From the President
From the President
A Lifelong Connection
September 6, 2013
This month we welcome Darren Walker as the foundation’s 10th president. An experienced social change leader who is guided by a deep passion for justice, Darren brings to his new role a nuanced understanding of the challenges facing our world and the unique role philanthropy can play in addressing them.
As he prepared to assume leadership of the foundation, Darren took some time to reflect on how philanthropy can fuel social change and the experiences that brought him to this moment.
You’ve said that your life’s story is inseparable from the Ford Foundation’s story. How so?
When I was a little boy in Ames, Texas—population 1,800—in 1965, a volunteer from the Head Start program walked up the road and onto our porch and asked my mother if she would enroll me. That program—I don’t think it was even called Head Start yet—was designed in part by a group of early childhood development researchers at Yale University, who were pursuing interventions to reduce poverty. The Ford Foundation funded their work. Then, when I got older, the Pell grant was an important part of financing college for me. Ford also supported research on that program.
Later, when I became interested in coming to Harlem, I met the Reverend Calvin Butts and Karen Phillips at the Abbysinian Baptist Church. They had an ambitious vision to revitalize Harlem in the early 1990s, when most people had given up on Harlem. With a grant from the Local Initiative Support Corporation, a program that was started by the Ford Foundation, the Abbysinian Development Corporation was able to hire new senior-level staff. I was one of those staff members. And eventually, we received a grant from the Ford Foundation itself.
So the Ford Foundation has been a part of my life for a very long time, sometimes in ways I didn’t even realize until later.
How have those experiences informed your thinking as a philanthropic leader?
I have a personal understanding of the issues we work on, and that gives me a perspective. Issues like the criminal justice system, which I’ve had to deal with in my own family. I understand personally how insidious predatory lending can be. As the son of a single mother, I certainly understand the challenges low-wage workers and women face in this country.
And your early experiences working in Harlem?
My experiences in the nonprofit sector have helped me to be grounded in my thinking—to realize the importance of marrying good theory with good practice. They’ve helped me understand the importance of having an authentic voice and an inclusive process.

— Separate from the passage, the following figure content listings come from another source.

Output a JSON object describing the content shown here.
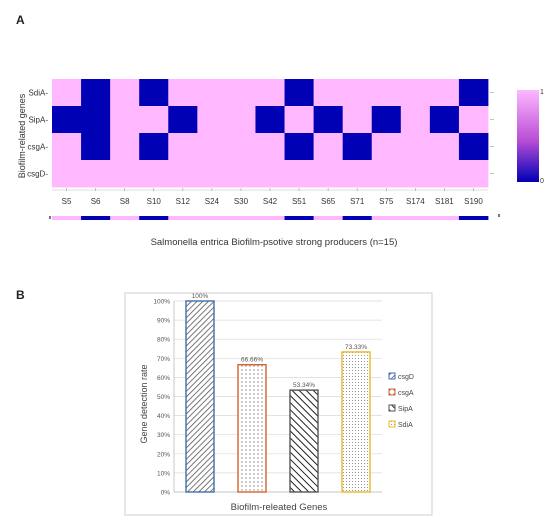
{
  "panelA": {
    "letter": "A",
    "ylabel": "Biofilm-related genes",
    "xlabel": "Salmonella entrica Biofilm-psotive strong producers (n=15)",
    "colorbar": {
      "max_label": "1",
      "min_label": "0",
      "high_color": "#ffb8ff",
      "low_color": "#0000b4"
    }
  },
  "panelB": {
    "letter": "B",
    "ylabel": "Gene detection rate",
    "xlabel": "Biofilm-releated Genes"
  },
  "chart_data": [
    {
      "type": "heatmap",
      "x": [
        "S5",
        "S6",
        "S8",
        "S10",
        "S12",
        "S24",
        "S30",
        "S42",
        "S51",
        "S65",
        "S71",
        "S75",
        "S174",
        "S181",
        "S190"
      ],
      "y": [
        "SdiA",
        "SipA",
        "csgA",
        "csgD"
      ],
      "values": [
        [
          1,
          0,
          1,
          0,
          1,
          1,
          1,
          1,
          0,
          1,
          1,
          1,
          1,
          1,
          0
        ],
        [
          0,
          0,
          1,
          1,
          0,
          1,
          1,
          0,
          1,
          0,
          1,
          0,
          1,
          0,
          1
        ],
        [
          1,
          0,
          1,
          0,
          1,
          1,
          1,
          1,
          0,
          1,
          0,
          1,
          1,
          1,
          0
        ],
        [
          1,
          1,
          1,
          1,
          1,
          1,
          1,
          1,
          1,
          1,
          1,
          1,
          1,
          1,
          1
        ]
      ],
      "ylabel": "Biofilm-related genes",
      "xlabel": "Salmonella entrica Biofilm-psotive strong producers (n=15)",
      "zlim": [
        0,
        1
      ],
      "colors": {
        "1": "#ffb8ff",
        "0": "#0000b4"
      }
    },
    {
      "type": "bar",
      "categories": [
        "csgD",
        "csgA",
        "SipA",
        "SdiA"
      ],
      "values": [
        100,
        66.66,
        53.34,
        73.33
      ],
      "value_labels": [
        "100%",
        "66.66%",
        "53.34%",
        "73.33%"
      ],
      "ylabel": "Gene detection rate",
      "xlabel": "Biofilm-releated Genes",
      "ylim": [
        0,
        100
      ],
      "yticks": [
        "0%",
        "10%",
        "20%",
        "30%",
        "40%",
        "50%",
        "60%",
        "70%",
        "80%",
        "90%",
        "100%"
      ],
      "grid": true,
      "legend": "right",
      "series_styles": [
        {
          "name": "csgD",
          "border": "#3d6fb0",
          "pattern": "diag-dense"
        },
        {
          "name": "csgA",
          "border": "#d9622b",
          "pattern": "dots"
        },
        {
          "name": "SipA",
          "border": "#555555",
          "pattern": "diag-wide"
        },
        {
          "name": "SdiA",
          "border": "#e8b926",
          "pattern": "dots-fine"
        }
      ]
    }
  ]
}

The foundation works on such a wide range of issues. What do you think unites all of this work?
What unites our work is a deep and abiding belief in human dignity. We believe every individual has a right to dream, and then to have the opportunity for those dreams to be realized—particularly the dreams and aspirations of poor people, of women, of people who are often left out and left behind. We have a commitment to those people, to those communities, and we hold ourselves accountable for that commitment.
Our work is also grounded in an understanding of how injustices are connected. For instance, we believe that development and social justice are not mutually exclusive, that prosperity can and must be shared. The foundation works to tackle specific problems, and at the same time to change the underlying structures and systems that perpetuate injustice. We’re not just fighting against injustice, we’re fighting for justice; against inequality and for fairness. For meaningful, sustainable change in people’s lives.
What is the responsibility of philanthropy as we confront the next generation of challenges?
There was a day when there were many more public figures and public institutions that spoke out on issues of injustice in society, but many of those voices are constrained today. In philanthropy, we continue to have the opportunity to speak out about injustice and demand more of others and of ourselves. We need to thoughtfully use that voice, and leverage and support the voices of our grantees.
No single philanthropy has the resources to solve the problems that its mission requires it to work on. So we need to genuinely seek partners who are like-minded and have similar areas of programming. It’s very hard to do effective partnership in philanthropy—much harder than one would think. I’m interested in understanding why that is, and if it’s possible for it to be easier.
As you step into this new role, what are you most excited about?
I am excited about our ability to take risks and do bold work that really puts a mirror up to ourselves as a society—to support the idea that young girls should not be forced into marriage, to support powerful documentary films that bring urgent issues to a wide audience, to support LGBT rights. I’m excited about the immense challenge this represents, and the very real potential for change. I am exhilarated by the chance to serve this institution; being the president of the Ford Foundation is such a privilege. Every day, I pinch myself.
“We’re not just fighting against injustice, we’re fighting for justice; against inequality and for fairness. For meaningful, sustainable change in people’s lives.”